Eine neue Untersuchung des Beratungshauses PwC bringt einen klaren Trend ans Licht: Beschäftigte mit Erfahrung in künstlicher Intelligenz erleben einen außergewöhnlichen Lohnsprung, während technikferne Berufsbilder zunehmend ins Hintertreffen geraten.
Mitte Juni meldete sich Satya Nadella zu Wort. Der Chef von Microsoft warnte Unternehmen davor, ihre gesamte Wertschöpfung an wenige große KI-Anbieter abzugeben. Stattdessen müssten Firmen eigenes sogenanntes Token-Kapital aufbauen und dieses mit dem vorhandenen Humankapital verzahnen. Wer diesen Aufbau vernachlässige, riskiere die eigene Wettbewerbsfähigkeit. Die Stoßrichtung ist klar: Abhängigkeit vermeiden, Kompetenz im eigenen Haus aufbauen.
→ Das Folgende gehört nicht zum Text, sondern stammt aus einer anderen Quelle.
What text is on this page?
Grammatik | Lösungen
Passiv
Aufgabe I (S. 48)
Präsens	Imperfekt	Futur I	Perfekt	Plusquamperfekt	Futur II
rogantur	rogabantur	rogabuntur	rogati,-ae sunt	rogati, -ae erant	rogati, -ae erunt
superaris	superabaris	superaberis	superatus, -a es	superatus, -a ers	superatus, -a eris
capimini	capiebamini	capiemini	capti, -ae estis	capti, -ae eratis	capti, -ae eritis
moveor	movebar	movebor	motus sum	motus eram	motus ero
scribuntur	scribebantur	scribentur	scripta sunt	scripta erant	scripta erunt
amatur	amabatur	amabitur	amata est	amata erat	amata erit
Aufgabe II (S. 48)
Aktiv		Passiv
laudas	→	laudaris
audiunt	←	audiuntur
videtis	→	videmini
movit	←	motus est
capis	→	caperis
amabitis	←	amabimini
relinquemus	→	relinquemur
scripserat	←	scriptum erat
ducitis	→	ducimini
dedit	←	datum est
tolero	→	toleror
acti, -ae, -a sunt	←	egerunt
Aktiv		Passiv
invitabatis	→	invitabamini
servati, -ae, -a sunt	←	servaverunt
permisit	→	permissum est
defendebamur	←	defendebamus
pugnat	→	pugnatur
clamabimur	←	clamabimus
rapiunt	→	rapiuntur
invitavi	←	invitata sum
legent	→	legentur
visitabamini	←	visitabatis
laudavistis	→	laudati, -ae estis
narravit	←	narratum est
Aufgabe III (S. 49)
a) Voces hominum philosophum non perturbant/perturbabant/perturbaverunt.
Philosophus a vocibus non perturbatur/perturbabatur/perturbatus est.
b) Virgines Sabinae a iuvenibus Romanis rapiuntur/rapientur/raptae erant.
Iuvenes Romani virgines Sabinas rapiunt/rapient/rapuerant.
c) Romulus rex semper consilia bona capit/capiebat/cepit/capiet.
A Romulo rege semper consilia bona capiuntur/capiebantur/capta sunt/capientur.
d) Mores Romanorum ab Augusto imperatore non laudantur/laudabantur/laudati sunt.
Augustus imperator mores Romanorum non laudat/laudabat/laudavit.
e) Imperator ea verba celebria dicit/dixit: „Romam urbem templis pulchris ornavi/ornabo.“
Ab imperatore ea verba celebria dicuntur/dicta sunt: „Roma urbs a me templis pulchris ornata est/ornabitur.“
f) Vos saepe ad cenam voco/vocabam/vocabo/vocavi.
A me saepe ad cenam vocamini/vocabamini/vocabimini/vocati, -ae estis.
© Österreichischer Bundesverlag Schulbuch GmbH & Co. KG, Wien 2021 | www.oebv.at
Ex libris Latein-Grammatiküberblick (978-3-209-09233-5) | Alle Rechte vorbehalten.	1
Wer früh auf KI gesetzt hat, profitiert handfest. Sogenannte Superstar-Firmen, also jene Unternehmen, die die Integration besonders konsequent vorantreiben, melden ein Produktivitätswachstum von 163 Prozent. Auch beim Personal zeigt sich ein Unterschied: In KI-affinen Betrieben wachsen die Belegschaften um durchschnittlich 52 Prozent, in technikferneren um lediglich 36 Prozent. Bei den Gehältern öffnet sich eine ähnliche Lücke. Während technologisch aktive Häuser ihre Vergütungen um etwa ein Viertel anheben, schaffen weniger digitalisierte Firmen knapp 17 Prozent.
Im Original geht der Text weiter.